According to the complaint filed June 13 in federal court in Manhattan, New York-based Good Morning to You Productions Corp. has paid Warner/Chappell Music $1,500 for a license to use the song. The company is producing a documentary about the song, which is the most recognized in the English language, according to court papers.
Good Morning to You recounted the song’s history in court papers, claiming it’s based on a song two sisters wrote before 1893 as “Good Morning to All.” They assigned their copyright to Clayton F. Summy in 1893 in return for 10 percent of the retail sales of a manuscript of their songs, including “Good Morning.”
That year, Summy registered the copyright to the collection of songs, now titled “Song Stories for the Kindergarten,” as the owner but not the author. Summy then incorporated the Clayton F. Summy Co. and filed another copyright application for the work in a new edition in 1896.
The plaintiff said the lyrics to “Happy Birthday to You” weren’t published in the 1896 version. The public began singing the song no later than the early 1900s, even though they hadn’t yet been published, according to the complaint.
The complaint asked that a class be certified of all who entered into any license with Warner/Chappell for the use of “Happy Birthday” from June 13, 2009, until the present.

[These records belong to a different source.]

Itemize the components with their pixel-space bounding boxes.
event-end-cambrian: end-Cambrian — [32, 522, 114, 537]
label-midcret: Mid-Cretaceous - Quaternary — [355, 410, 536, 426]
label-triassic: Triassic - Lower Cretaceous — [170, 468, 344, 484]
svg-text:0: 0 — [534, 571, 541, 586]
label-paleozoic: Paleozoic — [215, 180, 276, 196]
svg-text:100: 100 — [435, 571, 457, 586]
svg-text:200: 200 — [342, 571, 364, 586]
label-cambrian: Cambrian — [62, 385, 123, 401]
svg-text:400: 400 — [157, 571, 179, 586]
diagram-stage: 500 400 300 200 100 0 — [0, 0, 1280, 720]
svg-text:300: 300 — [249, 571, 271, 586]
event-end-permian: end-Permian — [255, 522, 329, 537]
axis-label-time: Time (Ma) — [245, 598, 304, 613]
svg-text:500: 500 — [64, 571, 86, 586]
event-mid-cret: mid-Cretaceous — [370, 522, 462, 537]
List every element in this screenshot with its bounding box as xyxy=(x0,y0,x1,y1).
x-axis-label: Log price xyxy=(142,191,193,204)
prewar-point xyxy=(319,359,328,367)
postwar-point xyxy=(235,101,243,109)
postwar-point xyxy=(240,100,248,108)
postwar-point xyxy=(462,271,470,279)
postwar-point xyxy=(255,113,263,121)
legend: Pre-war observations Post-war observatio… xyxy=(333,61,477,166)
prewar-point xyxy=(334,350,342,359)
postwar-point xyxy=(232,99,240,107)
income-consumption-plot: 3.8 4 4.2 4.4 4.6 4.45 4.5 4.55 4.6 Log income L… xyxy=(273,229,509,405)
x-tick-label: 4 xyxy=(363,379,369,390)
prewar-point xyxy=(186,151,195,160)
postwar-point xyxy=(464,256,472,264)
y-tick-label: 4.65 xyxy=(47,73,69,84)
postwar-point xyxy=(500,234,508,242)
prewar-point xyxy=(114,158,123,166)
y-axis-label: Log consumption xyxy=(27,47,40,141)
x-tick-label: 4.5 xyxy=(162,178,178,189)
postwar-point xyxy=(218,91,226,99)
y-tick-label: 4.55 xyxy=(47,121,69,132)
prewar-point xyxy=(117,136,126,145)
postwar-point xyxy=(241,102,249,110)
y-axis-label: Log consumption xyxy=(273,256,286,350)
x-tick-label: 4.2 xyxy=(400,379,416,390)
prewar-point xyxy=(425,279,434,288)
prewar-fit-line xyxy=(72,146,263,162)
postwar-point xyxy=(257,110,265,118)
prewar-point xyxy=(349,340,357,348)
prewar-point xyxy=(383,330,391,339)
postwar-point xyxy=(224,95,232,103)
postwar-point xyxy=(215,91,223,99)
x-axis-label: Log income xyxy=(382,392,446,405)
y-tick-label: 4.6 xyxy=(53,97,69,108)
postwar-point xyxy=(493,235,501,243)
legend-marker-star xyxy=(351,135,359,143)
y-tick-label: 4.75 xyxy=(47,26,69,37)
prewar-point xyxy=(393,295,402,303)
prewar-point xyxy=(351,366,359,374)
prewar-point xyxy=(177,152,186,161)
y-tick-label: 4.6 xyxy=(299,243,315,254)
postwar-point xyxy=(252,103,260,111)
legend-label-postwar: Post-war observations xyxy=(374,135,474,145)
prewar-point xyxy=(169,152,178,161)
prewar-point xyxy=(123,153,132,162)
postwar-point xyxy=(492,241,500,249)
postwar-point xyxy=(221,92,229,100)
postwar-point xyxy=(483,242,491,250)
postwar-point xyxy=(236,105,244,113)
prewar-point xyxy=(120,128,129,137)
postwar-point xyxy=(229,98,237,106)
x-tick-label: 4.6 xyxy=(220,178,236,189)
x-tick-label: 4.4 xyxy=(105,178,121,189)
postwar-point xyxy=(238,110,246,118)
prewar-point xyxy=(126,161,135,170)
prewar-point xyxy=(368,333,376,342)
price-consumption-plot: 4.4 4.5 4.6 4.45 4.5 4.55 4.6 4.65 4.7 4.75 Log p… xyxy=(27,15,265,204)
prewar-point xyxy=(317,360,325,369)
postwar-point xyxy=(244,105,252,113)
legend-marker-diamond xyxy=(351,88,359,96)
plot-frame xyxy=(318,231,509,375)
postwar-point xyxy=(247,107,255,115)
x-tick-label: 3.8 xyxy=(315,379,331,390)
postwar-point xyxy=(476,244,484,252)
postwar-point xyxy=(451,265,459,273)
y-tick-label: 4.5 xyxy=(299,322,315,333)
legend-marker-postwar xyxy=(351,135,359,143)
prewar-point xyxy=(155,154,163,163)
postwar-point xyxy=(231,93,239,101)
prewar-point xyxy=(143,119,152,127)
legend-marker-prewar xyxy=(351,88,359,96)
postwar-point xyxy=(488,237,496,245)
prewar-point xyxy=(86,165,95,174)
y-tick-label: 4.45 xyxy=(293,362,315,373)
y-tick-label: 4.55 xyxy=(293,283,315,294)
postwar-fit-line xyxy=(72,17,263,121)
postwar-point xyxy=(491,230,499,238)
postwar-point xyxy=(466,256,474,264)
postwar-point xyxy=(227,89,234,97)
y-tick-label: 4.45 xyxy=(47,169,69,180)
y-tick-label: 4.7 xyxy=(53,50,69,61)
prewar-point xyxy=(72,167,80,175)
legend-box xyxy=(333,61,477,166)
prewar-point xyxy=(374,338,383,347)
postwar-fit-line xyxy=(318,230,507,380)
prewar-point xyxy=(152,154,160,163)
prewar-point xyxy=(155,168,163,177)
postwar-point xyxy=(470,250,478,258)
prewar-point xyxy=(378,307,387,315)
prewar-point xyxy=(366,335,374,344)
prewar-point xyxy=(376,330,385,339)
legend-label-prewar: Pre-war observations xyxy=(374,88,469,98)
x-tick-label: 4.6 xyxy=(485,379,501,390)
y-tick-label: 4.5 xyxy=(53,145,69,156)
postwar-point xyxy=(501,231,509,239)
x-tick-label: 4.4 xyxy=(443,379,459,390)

The court is then asked to address whether the song is in the public domain and whether Warner/Chappell is the exclusive owner of the copyright to the song and has the right to collect fees for its use.
The plaintiff also asked the court to determine whether Warner/Chappell violated the law by collecting fees for the song’s use and whether the publisher is required to return payments made of its licensing.
Additionally, Good Morning to You is seeking what it says is restitution for Warner/Chappell’s actions, and awards of litigation costs and attorney fees.
Warner/Chappell didn’t respond to an e-mail seeking comment on the suit.
The case is Good Morning to You Productions Corp. v. Warner/Chappell Music Inc., 1:13-cv-04040, U.S. District Court, Southern District of New York (Manhattan).